You're only in charge of this one thing
During a recent trip, I was looking for a restaurant near my hotel. I logged onto Google Maps and plugged in my address to find a place nearby. A dozen little red markers appeared indicating restaurants close-at-hand. As I scrolled past one of them, a customer review popped up, as they do on Google maps. Then I rolled over the letter "G" and saw this next to Carl's Jr.:
"They have a bad attitude there." (See picture).
Wow.
A clear, concise review in six words. (If only the picture were better!)
Imagine the pressure of working in a service environment where one surly remark from a customer who has a random beef with the way his Double Western Bacon Cheeseburger® was served. He has his smartphone handy, and his complaint lands your restaurant a negative review on Google Maps.
There it lives, for all the world to see.

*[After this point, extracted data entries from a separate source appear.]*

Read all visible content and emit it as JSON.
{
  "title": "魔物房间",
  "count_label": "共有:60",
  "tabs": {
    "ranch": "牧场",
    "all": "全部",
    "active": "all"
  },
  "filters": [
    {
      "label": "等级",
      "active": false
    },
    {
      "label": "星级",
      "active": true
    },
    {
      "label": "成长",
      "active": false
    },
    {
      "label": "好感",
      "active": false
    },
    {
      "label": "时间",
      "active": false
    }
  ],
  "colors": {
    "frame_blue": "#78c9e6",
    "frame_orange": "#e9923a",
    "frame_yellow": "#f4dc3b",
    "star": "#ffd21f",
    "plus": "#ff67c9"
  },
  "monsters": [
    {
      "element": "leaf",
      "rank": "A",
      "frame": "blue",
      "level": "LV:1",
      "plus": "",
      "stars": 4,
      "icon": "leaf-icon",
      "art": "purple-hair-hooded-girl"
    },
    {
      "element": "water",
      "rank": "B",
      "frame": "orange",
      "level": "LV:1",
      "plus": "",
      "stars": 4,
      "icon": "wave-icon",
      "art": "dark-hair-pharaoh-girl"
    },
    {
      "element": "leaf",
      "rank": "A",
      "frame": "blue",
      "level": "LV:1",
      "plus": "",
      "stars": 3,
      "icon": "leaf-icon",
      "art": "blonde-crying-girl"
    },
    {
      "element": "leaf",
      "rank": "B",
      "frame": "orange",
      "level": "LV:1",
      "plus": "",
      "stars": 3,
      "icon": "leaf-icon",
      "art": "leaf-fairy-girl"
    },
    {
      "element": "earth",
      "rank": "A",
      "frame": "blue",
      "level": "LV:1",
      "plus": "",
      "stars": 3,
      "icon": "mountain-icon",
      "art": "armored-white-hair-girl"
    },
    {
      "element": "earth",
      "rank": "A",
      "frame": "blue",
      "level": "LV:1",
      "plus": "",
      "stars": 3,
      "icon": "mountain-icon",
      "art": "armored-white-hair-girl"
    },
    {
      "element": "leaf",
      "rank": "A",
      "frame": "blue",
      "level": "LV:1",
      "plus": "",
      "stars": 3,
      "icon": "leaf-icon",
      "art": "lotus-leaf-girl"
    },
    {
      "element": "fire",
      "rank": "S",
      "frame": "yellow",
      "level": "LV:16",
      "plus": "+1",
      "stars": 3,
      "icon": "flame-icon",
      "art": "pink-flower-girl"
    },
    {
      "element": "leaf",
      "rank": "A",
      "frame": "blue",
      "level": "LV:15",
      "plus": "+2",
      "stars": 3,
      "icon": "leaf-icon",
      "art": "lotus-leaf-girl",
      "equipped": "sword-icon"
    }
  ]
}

Who knows how long or how many people will pick up this comment and decide to go somewhere else. Fair or unfair, this Carl's Jr now must shake off the label of having a bad attitude. Carl the third, Carl the fourth might still need to deal with the impact.
The remark made me have a flashback to a Chuck Swindoll quote that I carried around with me for years. If you've never read this before, prepare to have it slap you upside the head!
"The longer I live, the more I realize the impact of attitude on life.
Attitude, to me, is more important than facts. It is more important than the past, than education, than money, than circumstances, than failures, than successes, than what other people think or say or do. It is more important than appearance, giftedness, or skill. It will make or break a company... a church... a home.
The remarkable thing is we have a choice every day regarding the attitude we will embrace for that day. We cannot change our past... we cannot change the fact that people will act in a certain way. We cannot change the inevitable. The only thing we can do is play on the one string we have, and that is our attitude... I am convinced that life is 10% what happens to me and 90% how I react to it.
And so it is with you... we are in charge of our attitudes."
I don't know about you, but at any given moment of the day I'm at risk of earning the"bad attitude" label. I need to decide to play the one string that I have - my attitude - and rise above the circumstances of the day.